C’est lamentable, vous faites une conspiration pour demander ma démission en profitant de votre célébrité. Vous demandez ma démission et vous essayez de renverser celui qui a été démocratiquement choisi, simplement parce que j’essaie d’être honnête. Alors que vous prétendez que je fraude, vous voulez nous faire croire que le niveau de la mer est meilleur à Benidorm. Vous cherchez en fait à couvrir d’autres objectifs plus inavouables. Tandis que vous agissiez contre moi, j’ai appris qu’à la demande du CSD, on me décernait la médaille du Mérite Sportif, ma quatorzième distinction. Salutations cordiales à toi et à ceux qui t’ont utilisé pour que tu leur transmettes de l’argent de Benidorm.

SMS de Pedro Muñoz à Carlos Moya. Samedi 10 mai
Merci de m’avoir permis d’être un leader et un président encore plus aimé.

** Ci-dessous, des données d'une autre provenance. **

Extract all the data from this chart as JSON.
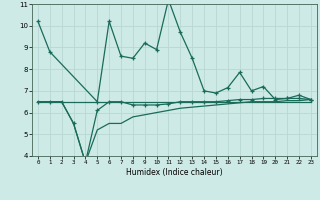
{
  "xlabel": "Humidex (Indice chaleur)",
  "x": [
    0,
    1,
    2,
    3,
    4,
    5,
    6,
    7,
    8,
    9,
    10,
    11,
    12,
    13,
    14,
    15,
    16,
    17,
    18,
    19,
    20,
    21,
    22,
    23
  ],
  "line1": [
    10.2,
    8.8,
    null,
    null,
    null,
    6.5,
    10.2,
    8.6,
    8.5,
    9.2,
    8.9,
    11.2,
    9.7,
    8.5,
    7.0,
    6.9,
    7.15,
    7.85,
    7.0,
    7.2,
    6.6,
    6.65,
    6.8,
    6.6
  ],
  "line2": [
    6.5,
    6.5,
    6.5,
    5.5,
    3.7,
    6.1,
    6.5,
    6.5,
    6.35,
    6.35,
    6.35,
    6.4,
    6.5,
    6.5,
    6.5,
    6.5,
    6.55,
    6.6,
    6.6,
    6.65,
    6.65,
    6.65,
    6.65,
    6.6
  ],
  "line3": [
    6.5,
    6.5,
    6.5,
    5.5,
    3.7,
    5.2,
    5.5,
    5.5,
    5.8,
    5.9,
    6.0,
    6.1,
    6.2,
    6.25,
    6.3,
    6.35,
    6.4,
    6.45,
    6.5,
    6.5,
    6.5,
    6.55,
    6.55,
    6.6
  ],
  "line4": [
    6.5,
    6.5,
    6.5,
    6.5,
    6.5,
    6.5,
    6.5,
    6.5,
    6.5,
    6.5,
    6.5,
    6.5,
    6.5,
    6.5,
    6.5,
    6.5,
    6.5,
    6.5,
    6.5,
    6.5,
    6.5,
    6.5,
    6.5,
    6.5
  ],
  "ylim": [
    4,
    11
  ],
  "xlim": [
    -0.5,
    23.5
  ],
  "yticks": [
    4,
    5,
    6,
    7,
    8,
    9,
    10,
    11
  ],
  "xticks": [
    0,
    1,
    2,
    3,
    4,
    5,
    6,
    7,
    8,
    9,
    10,
    11,
    12,
    13,
    14,
    15,
    16,
    17,
    18,
    19,
    20,
    21,
    22,
    23
  ],
  "line_color": "#1a6b5a",
  "bg_color": "#ceeae6",
  "grid_color": "#b8d8d2"
}
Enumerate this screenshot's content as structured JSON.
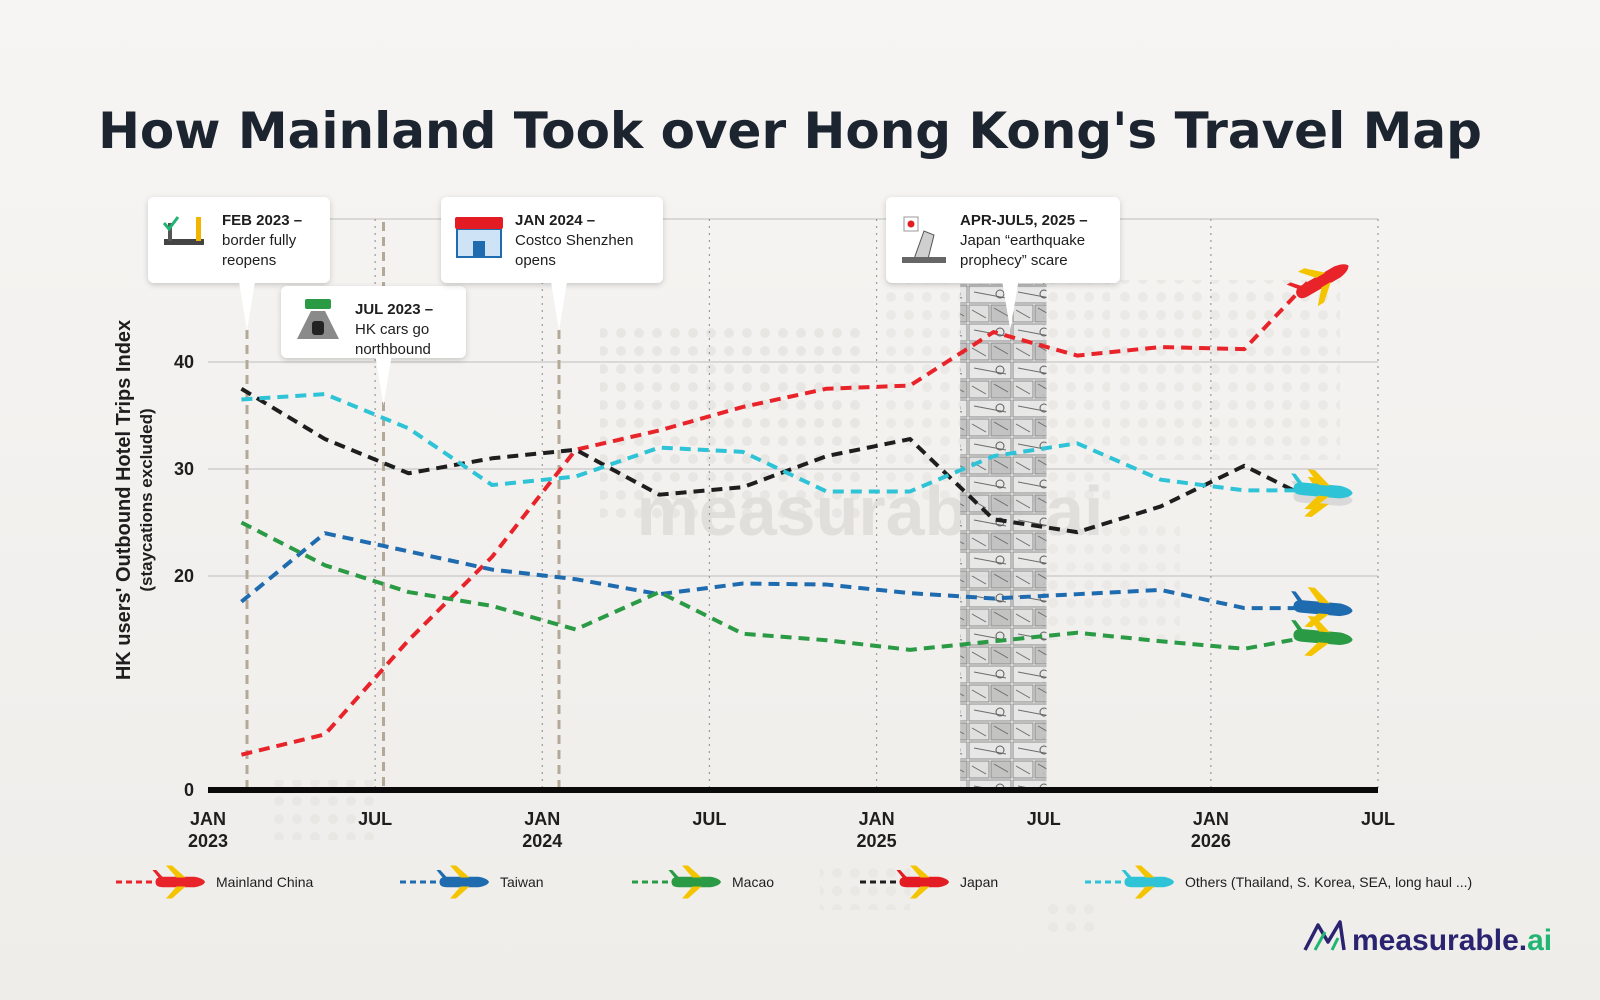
{
  "chart_data": {
    "type": "line",
    "title": "How Mainland Took over Hong Kong's Travel Map",
    "ylabel": "HK users' Outbound Hotel Trips Index",
    "ylabel_sub": "(staycations excluded)",
    "ylim": [
      0,
      45
    ],
    "yticks": [
      "0",
      "20",
      "30",
      "40"
    ],
    "ytick_values": [
      0,
      20,
      30,
      40
    ],
    "x_start": "2023-01",
    "x_end": "2026-07",
    "xticks": [
      {
        "month": 0,
        "line1": "JAN",
        "line2": "2023"
      },
      {
        "month": 6,
        "line1": "JUL",
        "line2": ""
      },
      {
        "month": 12,
        "line1": "JAN",
        "line2": "2024"
      },
      {
        "month": 18,
        "line1": "JUL",
        "line2": ""
      },
      {
        "month": 24,
        "line1": "JAN",
        "line2": "2025"
      },
      {
        "month": 30,
        "line1": "JUL",
        "line2": ""
      },
      {
        "month": 36,
        "line1": "JAN",
        "line2": "2026"
      },
      {
        "month": 42,
        "line1": "JUL",
        "line2": ""
      }
    ],
    "grid": true,
    "legend_position": "bottom",
    "x": [
      "2023-02",
      "2023-05",
      "2023-08",
      "2023-11",
      "2024-02",
      "2024-05",
      "2024-08",
      "2024-11",
      "2025-02",
      "2025-05",
      "2025-08",
      "2025-11",
      "2026-02",
      "2026-04"
    ],
    "x_months": [
      1.2,
      4.2,
      7.2,
      10.2,
      13.2,
      16.2,
      19.2,
      22.2,
      25.2,
      28.2,
      31.2,
      34.2,
      37.2,
      39.5
    ],
    "series": [
      {
        "name": "Mainland China",
        "color": "#e8232a",
        "icon": "china-flag-plane-icon",
        "values": [
          3.3,
          5.2,
          14.0,
          21.8,
          31.8,
          33.6,
          35.8,
          37.5,
          37.8,
          42.8,
          40.6,
          41.4,
          41.2,
          47.5
        ]
      },
      {
        "name": "Taiwan",
        "color": "#1f6bb0",
        "icon": "taiwan-flag-plane-icon",
        "values": [
          17.6,
          24.0,
          22.3,
          20.6,
          19.7,
          18.3,
          19.3,
          19.2,
          18.4,
          17.9,
          18.3,
          18.7,
          17.0,
          17.0
        ]
      },
      {
        "name": "Macao",
        "color": "#2a9a44",
        "icon": "macao-flag-plane-icon",
        "values": [
          25.0,
          21.0,
          18.5,
          17.2,
          15.0,
          18.5,
          14.6,
          14.0,
          13.1,
          13.9,
          14.7,
          13.9,
          13.2,
          14.3
        ]
      },
      {
        "name": "Japan",
        "color": "#1e1e1e",
        "icon": "japan-flag-plane-icon",
        "values": [
          37.5,
          32.8,
          29.6,
          31.0,
          31.8,
          27.6,
          28.3,
          31.2,
          32.8,
          25.3,
          24.1,
          26.5,
          30.3,
          27.3
        ]
      },
      {
        "name": "Others (Thailand, S. Korea, SEA, long haul ...)",
        "color": "#2ec3d6",
        "icon": "others-plane-icon",
        "values": [
          36.5,
          37.0,
          33.8,
          28.5,
          29.3,
          32.0,
          31.6,
          27.9,
          27.9,
          31.2,
          32.4,
          29.0,
          28.0,
          28.0
        ]
      }
    ],
    "annotations": [
      {
        "month": 1.4,
        "bold": "FEB 2023 –",
        "lines": [
          "border fully",
          "reopens"
        ],
        "icon": "border-gate-icon"
      },
      {
        "month": 6.3,
        "bold": "JUL 2023 –",
        "lines": [
          "HK cars go",
          "northbound"
        ],
        "icon": "car-on-road-icon"
      },
      {
        "month": 12.6,
        "bold": "JAN 2024 –",
        "lines": [
          "Costco Shenzhen",
          "opens"
        ],
        "icon": "costco-store-icon"
      },
      {
        "month": 28.8,
        "bold": "APR-JUL5, 2025 –",
        "lines": [
          "Japan “earthquake",
          "prophecy” scare"
        ],
        "icon": "earthquake-building-icon"
      }
    ],
    "highlight_band": {
      "from_month": 27.0,
      "to_month": 30.1,
      "label": "manga-panel-band"
    }
  },
  "brand": {
    "logo_text": "measurable.",
    "logo_suffix": "ai",
    "watermark": "measurable.ai",
    "logo_color": "#2a2470",
    "accent": "#21b573"
  }
}
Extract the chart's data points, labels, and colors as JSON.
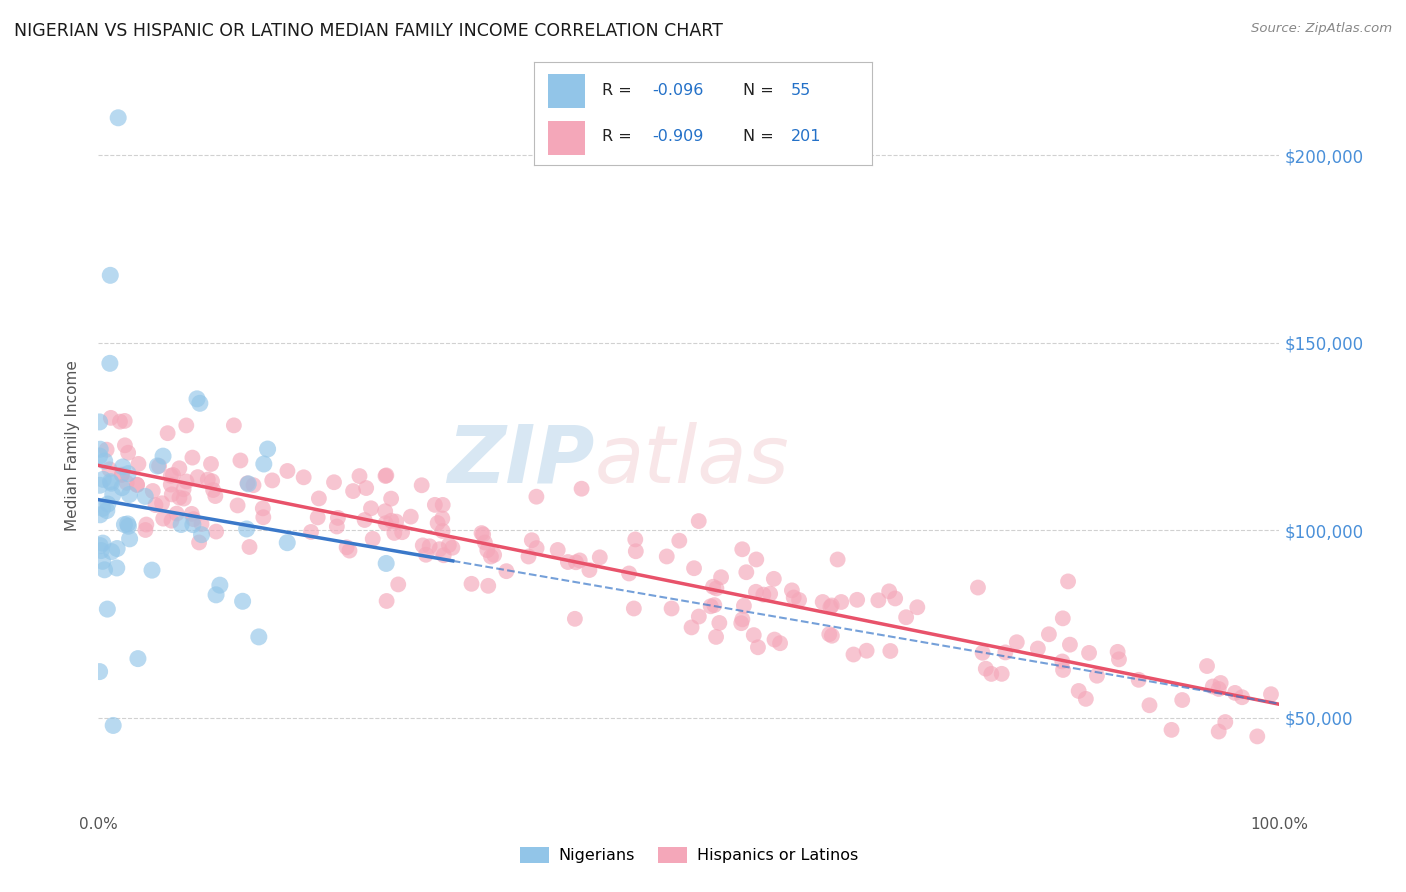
{
  "title": "NIGERIAN VS HISPANIC OR LATINO MEDIAN FAMILY INCOME CORRELATION CHART",
  "source": "Source: ZipAtlas.com",
  "ylabel": "Median Family Income",
  "y_ticks": [
    50000,
    100000,
    150000,
    200000
  ],
  "y_tick_labels": [
    "$50,000",
    "$100,000",
    "$150,000",
    "$200,000"
  ],
  "legend_label1": "Nigerians",
  "legend_label2": "Hispanics or Latinos",
  "color_blue": "#92c5e8",
  "color_pink": "#f4a7b9",
  "color_blue_line": "#3a78c9",
  "color_pink_line": "#e8526a",
  "bg_color": "#ffffff",
  "grid_color": "#cccccc",
  "xmin": 0.0,
  "xmax": 100.0,
  "ymin": 25000,
  "ymax": 220000,
  "nig_seed": 99,
  "hisp_seed": 42
}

Le renforcement unanime du tennis espagnol en ma faveur a permis de repousser vos menaces injustes. Avec ma reconnaissance je te permets de t’excuser de toutes les d’insultes et disqualifications personnelles que tu as fait sur ma personne, en essayant notamment d’abîmer mon image et celle de ma famille.

Réponse de Carlos Moya
Tu nous fais beaucoup rire. Je reconnais que tu as des talents d’humoriste. Tu nous fais rire quand tu parles de tes prix qui n’ont aucune saveur. Ne t’arrête pas s’il te plait ! […] Lis les commentaires des gens qui écrivent sur Internet pour que tu vois l’unanimité que tu génères contre toi, et si tu as de la dignité (cherche ce mot dans le dictionnaire), tire-toi.